Irish-born actress and mother of Angela Lansbury died 50 years ago, writes Ivor Casey
She worked mainly as a character actress performing with grace and demure, demonstrating a flare for glamour and sophistication, showcased from the stage to the screen. However, she was an actress whose legacy would be partially overshadowed by the success of her daughter, placing her into the category of “mother to the acclaimed Dame Angela Lansbury”.
Nonetheless Irish-born actress Moyna Macgill proved to make an impression, appearing in such theatrical productions as Othello, TV dramas such as The Twilight Zone and motion pictures including The Picture Of Dorian Gray (1945). This November marked fifty years since Moyna passed away.
Originally born Charlotte Lillian McIldowie on 10 December, 1895, Moyna was the daughter of Elizabeth Jane Mageean and William McIldowie, of Scottish descent, and raised at 42 Eglantine Avenue in Belfast. Known as Chattie, Moyna was born into a privileged family with her father working as a solicitor, and as a director of the Grand Opera House in Belfast, which had an impact on Moyna’s future career as she developed a taste for the arts and performing from a young age.
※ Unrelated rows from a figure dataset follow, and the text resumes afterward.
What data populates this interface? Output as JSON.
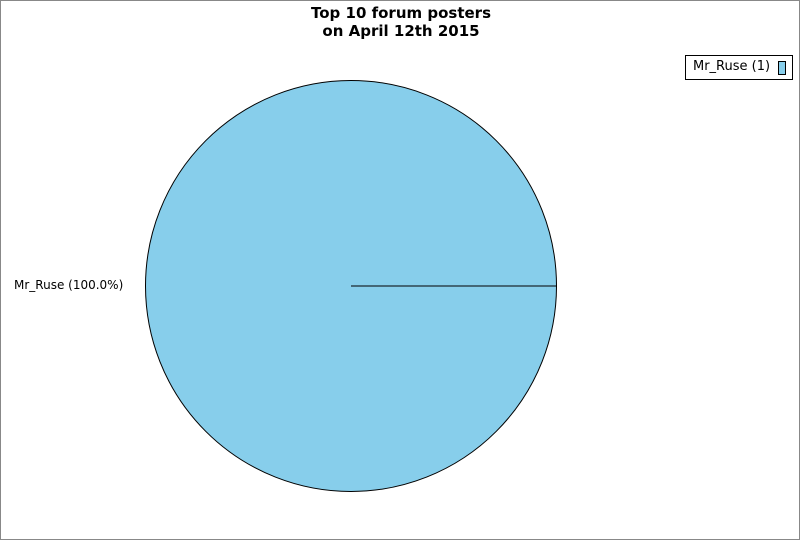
{
  "chart_data": {
    "type": "pie",
    "title": "Top 10 forum posters\non April 12th 2015",
    "title_lines": [
      "Top 10 forum posters",
      "on April 12th 2015"
    ],
    "slices": [
      {
        "name": "Mr_Ruse",
        "value": 1,
        "percent": 100.0,
        "label": "Mr_Ruse (100.0%)",
        "legend_label": "Mr_Ruse (1)",
        "color": "#87ceeb"
      }
    ],
    "legend_placement": "top-right"
  }
}
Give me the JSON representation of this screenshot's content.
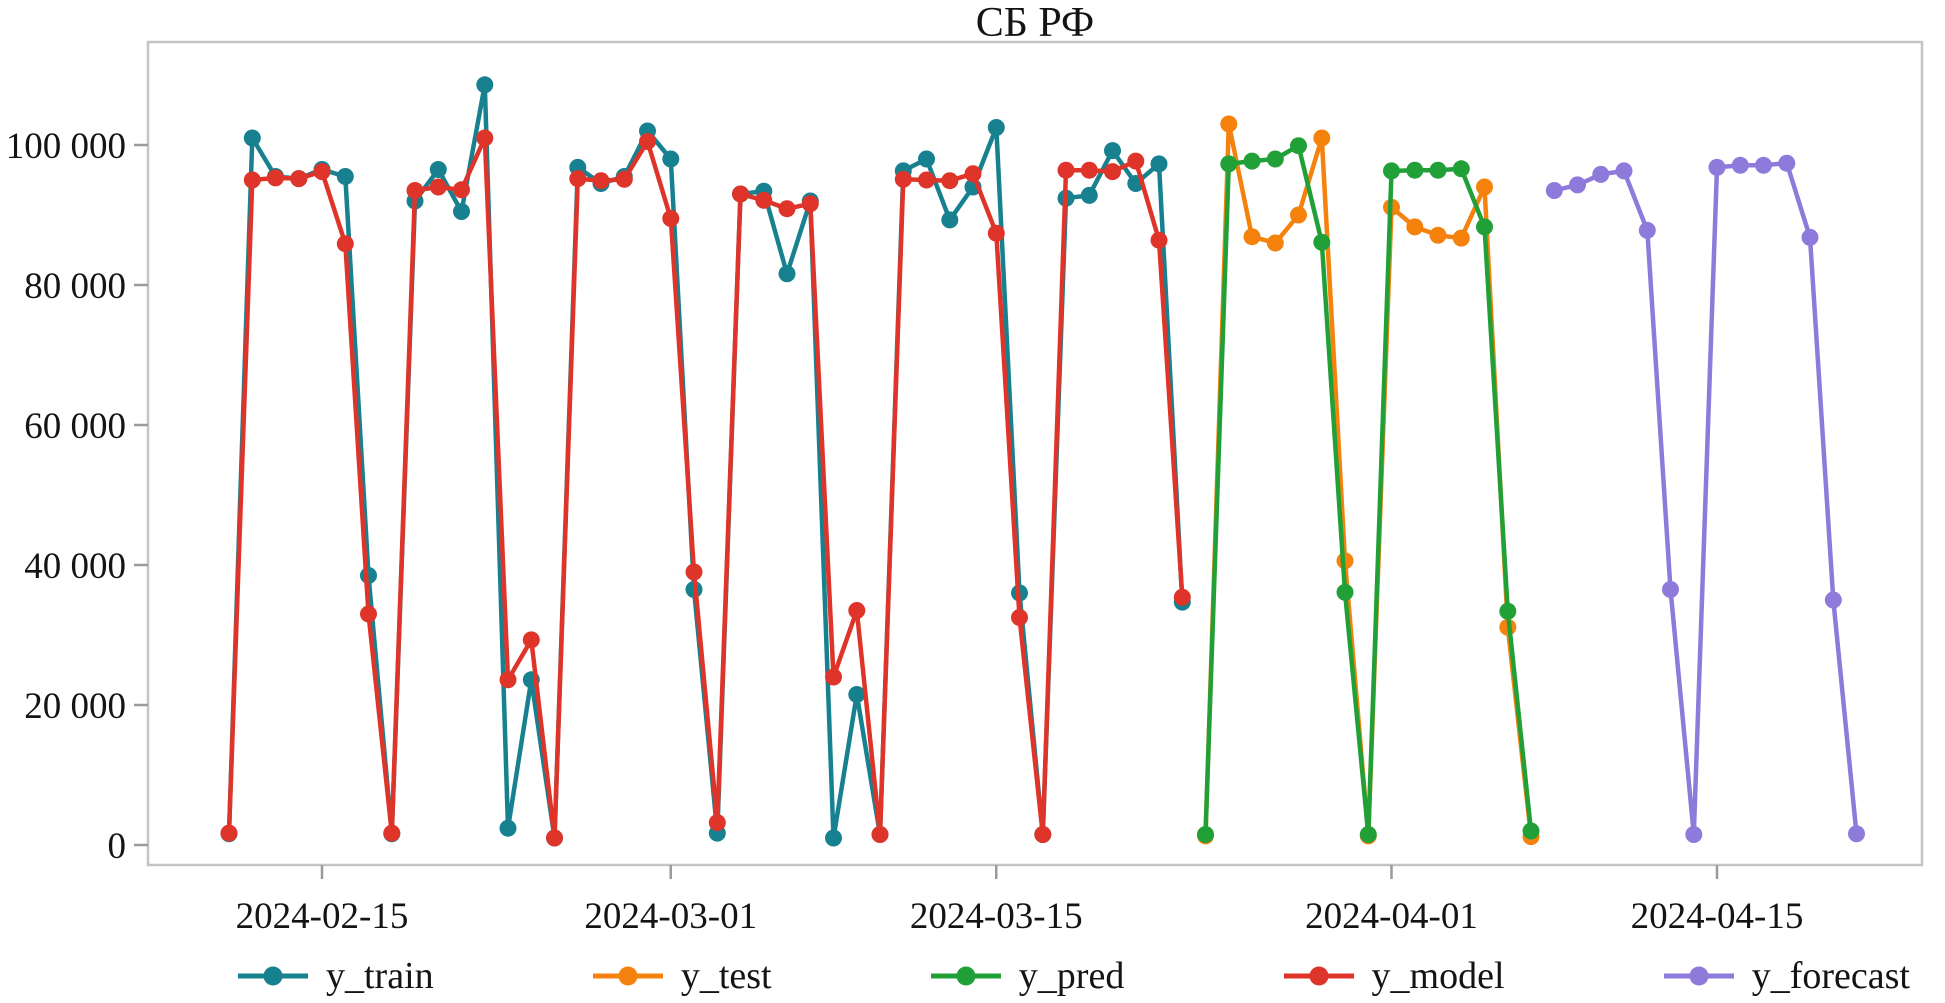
{
  "chart_data": {
    "type": "line",
    "title": "СБ РФ",
    "grid": false,
    "legend_position": "bottom",
    "plot_bg": "#ffffff",
    "frame_color": "#c4c4c4",
    "tick_color": "#9b9b9b",
    "text_color": "#141414",
    "x_axis": {
      "ticks": [
        "2024-02-15",
        "2024-03-01",
        "2024-03-15",
        "2024-04-01",
        "2024-04-15"
      ]
    },
    "y_axis": {
      "ticks": [
        {
          "value": 0,
          "label": "0"
        },
        {
          "value": 20000,
          "label": "20 000"
        },
        {
          "value": 40000,
          "label": "40 000"
        },
        {
          "value": 60000,
          "label": "60 000"
        },
        {
          "value": 80000,
          "label": "80 000"
        },
        {
          "value": 100000,
          "label": "100 000"
        }
      ],
      "ylim": [
        -5600,
        114700
      ]
    },
    "series": [
      {
        "name": "y_train",
        "color": "#17818f",
        "dates": [
          "2024-02-11",
          "2024-02-12",
          "2024-02-13",
          "2024-02-14",
          "2024-02-15",
          "2024-02-16",
          "2024-02-17",
          "2024-02-18",
          "2024-02-19",
          "2024-02-20",
          "2024-02-21",
          "2024-02-22",
          "2024-02-23",
          "2024-02-24",
          "2024-02-25",
          "2024-02-26",
          "2024-02-27",
          "2024-02-28",
          "2024-02-29",
          "2024-03-01",
          "2024-03-02",
          "2024-03-03",
          "2024-03-04",
          "2024-03-05",
          "2024-03-06",
          "2024-03-07",
          "2024-03-08",
          "2024-03-09",
          "2024-03-10",
          "2024-03-11",
          "2024-03-12",
          "2024-03-13",
          "2024-03-14",
          "2024-03-15",
          "2024-03-16",
          "2024-03-17",
          "2024-03-18",
          "2024-03-19",
          "2024-03-20",
          "2024-03-21",
          "2024-03-22",
          "2024-03-23"
        ],
        "values": [
          1600,
          101000,
          95500,
          95200,
          96500,
          95500,
          38500,
          1600,
          92000,
          96500,
          90500,
          108600,
          2400,
          23600,
          1000,
          96800,
          94500,
          95500,
          102000,
          98000,
          36500,
          1700,
          93000,
          93400,
          81600,
          92000,
          1000,
          21500,
          1500,
          96300,
          98000,
          89300,
          94000,
          102500,
          36000,
          1500,
          92400,
          92800,
          99200,
          94500,
          97300,
          34700
        ]
      },
      {
        "name": "y_test",
        "color": "#f5820d",
        "dates": [
          "2024-03-24",
          "2024-03-25",
          "2024-03-26",
          "2024-03-27",
          "2024-03-28",
          "2024-03-29",
          "2024-03-30",
          "2024-03-31",
          "2024-04-01",
          "2024-04-02",
          "2024-04-03",
          "2024-04-04",
          "2024-04-05",
          "2024-04-06",
          "2024-04-07"
        ],
        "values": [
          1300,
          103000,
          86900,
          86000,
          90000,
          101000,
          40600,
          1300,
          91100,
          88300,
          87100,
          86700,
          94000,
          31100,
          1200
        ]
      },
      {
        "name": "y_pred",
        "color": "#21a038",
        "dates": [
          "2024-03-24",
          "2024-03-25",
          "2024-03-26",
          "2024-03-27",
          "2024-03-28",
          "2024-03-29",
          "2024-03-30",
          "2024-03-31",
          "2024-04-01",
          "2024-04-02",
          "2024-04-03",
          "2024-04-04",
          "2024-04-05",
          "2024-04-06",
          "2024-04-07"
        ],
        "values": [
          1500,
          97300,
          97700,
          98000,
          99900,
          86100,
          36100,
          1500,
          96300,
          96400,
          96400,
          96600,
          88300,
          33400,
          2000
        ]
      },
      {
        "name": "y_model",
        "color": "#de342a",
        "dates": [
          "2024-02-11",
          "2024-02-12",
          "2024-02-13",
          "2024-02-14",
          "2024-02-15",
          "2024-02-16",
          "2024-02-17",
          "2024-02-18",
          "2024-02-19",
          "2024-02-20",
          "2024-02-21",
          "2024-02-22",
          "2024-02-23",
          "2024-02-24",
          "2024-02-25",
          "2024-02-26",
          "2024-02-27",
          "2024-02-28",
          "2024-02-29",
          "2024-03-01",
          "2024-03-02",
          "2024-03-03",
          "2024-03-04",
          "2024-03-05",
          "2024-03-06",
          "2024-03-07",
          "2024-03-08",
          "2024-03-09",
          "2024-03-10",
          "2024-03-11",
          "2024-03-12",
          "2024-03-13",
          "2024-03-14",
          "2024-03-15",
          "2024-03-16",
          "2024-03-17",
          "2024-03-18",
          "2024-03-19",
          "2024-03-20",
          "2024-03-21",
          "2024-03-22",
          "2024-03-23"
        ],
        "values": [
          1700,
          95000,
          95300,
          95200,
          96200,
          85900,
          33000,
          1700,
          93500,
          94000,
          93600,
          101000,
          23600,
          29300,
          1000,
          95200,
          94900,
          95100,
          100500,
          89500,
          39000,
          3200,
          93000,
          92100,
          90900,
          91600,
          24000,
          33500,
          1500,
          95100,
          95000,
          94900,
          95900,
          87400,
          32500,
          1500,
          96400,
          96400,
          96200,
          97700,
          86400,
          35400
        ]
      },
      {
        "name": "y_forecast",
        "color": "#8d7ada",
        "dates": [
          "2024-04-08",
          "2024-04-09",
          "2024-04-10",
          "2024-04-11",
          "2024-04-12",
          "2024-04-13",
          "2024-04-14",
          "2024-04-15",
          "2024-04-16",
          "2024-04-17",
          "2024-04-18",
          "2024-04-19",
          "2024-04-20",
          "2024-04-21"
        ],
        "values": [
          93500,
          94300,
          95800,
          96300,
          87800,
          36500,
          1500,
          96800,
          97100,
          97100,
          97400,
          86800,
          35000,
          1600
        ]
      }
    ]
  }
}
She also pursued a love of fine art and was a member of the Belfast Art society with whom she exhibited watercolour paintings before she pursued with her other ambition for acting.
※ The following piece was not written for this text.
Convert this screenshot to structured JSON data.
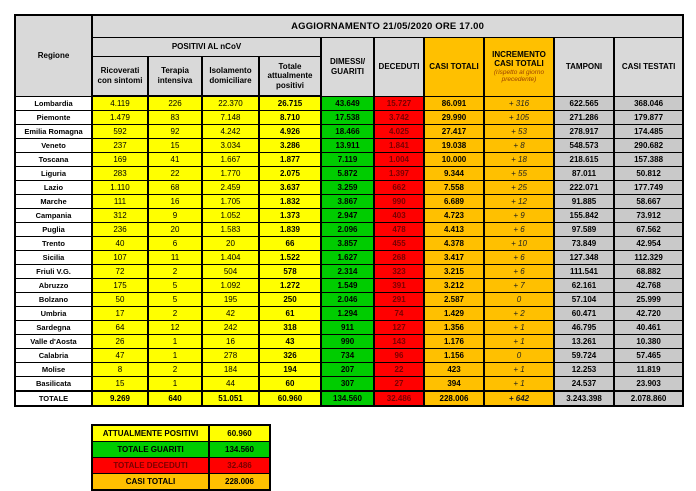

After moving to London, Moyna made her stage début in 1918 in Love In a Cottage by William Somerset Maugham at West End’s Globe Theatre, known today as the John Gielgud Theatre. Impressed with her performance, established English actor and theatre manager, Sir Gerald du Maurier, took a keen interest in Moyna who was still known at this time as Charlotte McIldowie. It was du Maurier who recommended that she change her name to Moyna Macgill as he saw it as a more “stage friendly” name and from then on this was to be her pseudonym.
Moyna continued her career in a variety of plays at London’s West End including playing the part of Hannah Ferguson in the play John Ferguson, written by Belfast born writer St. John Greer Ervine which she performed at the Lyric Theatre, Hammersmith in London in 1920.
The play co-starred several other Irish actors including J.M. Kerrigan and Maire O’Neill who were both stars of Dublin’s Abbey Theatre. Moyna followed on playing the title role in “Rhoda Fleming” at The Ambassador
Theatre and in a performance of the work “Will Shakespeare” at the Shaftesbury Theatre, both in 1921. She won critical acclaim for her portrayal of Desdemona in Shakespeare’s “Othello”.